Krieghoff has chosen to depict a heightened scene of drama in this composition of a Royal Mail canoe making its crossing at winter. This canoe bears the responsibility of safe passage for eleven people, which includes a woman seated on a bearskin rug holding her dog, secured in the back half of the vessel. The citadel and ramparts of Quebec City are silhouetted in the distance, anchoring the scene. The energy and hard work involved in this venture, as well as the frenzy and cold nature of the excursion vibrates from the canvas. The boatmen are hustling to pull and push the boat over the ice floes before the vessel freezes in place, while one worker blows a horn signalling their position in the river. No one aboard the Royal Mail canoe seems particularly alarmed by what appears to be an experience that could have an uncertain outcome.

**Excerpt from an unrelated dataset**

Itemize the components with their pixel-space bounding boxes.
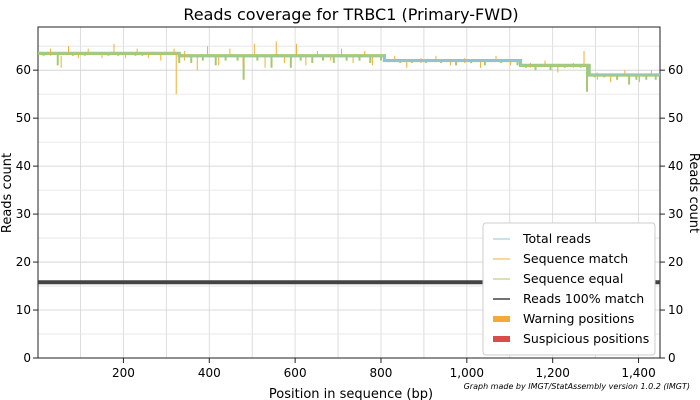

Krieghoff specialized in genre paintings, and this work is a remarkable anecdotal image of the human struggle against ice floes and the ferocity of the upper St. Lawrence River in the depths of winter. Barbeau lists six known versions of this subject, painted between
1859 and 1862. "Under his vivid brush they are alive with fun and movement,” stated Barbeau. A similar variant to this 1860 canvas is “Crossing the St. Lawrence with the Royal Mail at Quebec,” an 1859 canvas in the collection of the Sobey Art Foundation. Krieghoff is known to have painted more than one of the same image in various canvas sizes and also recognized the commercial benefit of lithography, a popular endeavour in this period. A lithograph of a Royal Mail canoe making the arduous St. Lawrence River crossing was produced from one of Krieghoff’s versions of the painting, but the citadel of Quebec City was eliminated.

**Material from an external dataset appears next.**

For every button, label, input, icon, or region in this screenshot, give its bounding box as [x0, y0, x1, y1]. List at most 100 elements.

Krieghoff visited Montreal around the time of the erection of the Victoria Bridge between 1854-59 and sold one of his canvases of the Royal Mail canoe crossing to an engineer working on the project. When a book was issued on the development of this ground-breaking new bridge, Construction of the Great Victoria Bridge in Canada, illustrations demonstrating the inadequacy of the boats used to cross the river in Montreal were included, highlighting the convenience of the new bridge. Krieghoff’s painting of the Royal Mail canoe crossing was included. However, this reproduced image removed the Quebec citadel from the horizon line, declaring the depiction to be in Montreal, thus strengthening the case for the triumph of the Victoria Bridge.
Krieghoff was an artist attuned to the interests of his audience and was beloved by collectors during his lifetime. The legacy of “The Royal Mail Crossing the St. Lawrence” as a treasure within his artistic oeuvre is further solidified by the rarity of a canvas with such an abundance of figures, exquisitely rendered detail and narrative strength. Krieghoff produced dignified paintings that were romantic in nature, evoking the deep roots of the people he encountered and imparting his own vision of historical Canada. Reid argues for “the complex genesis of Krieghoff’s images of Canada”, in which this canvas holds a prominent place.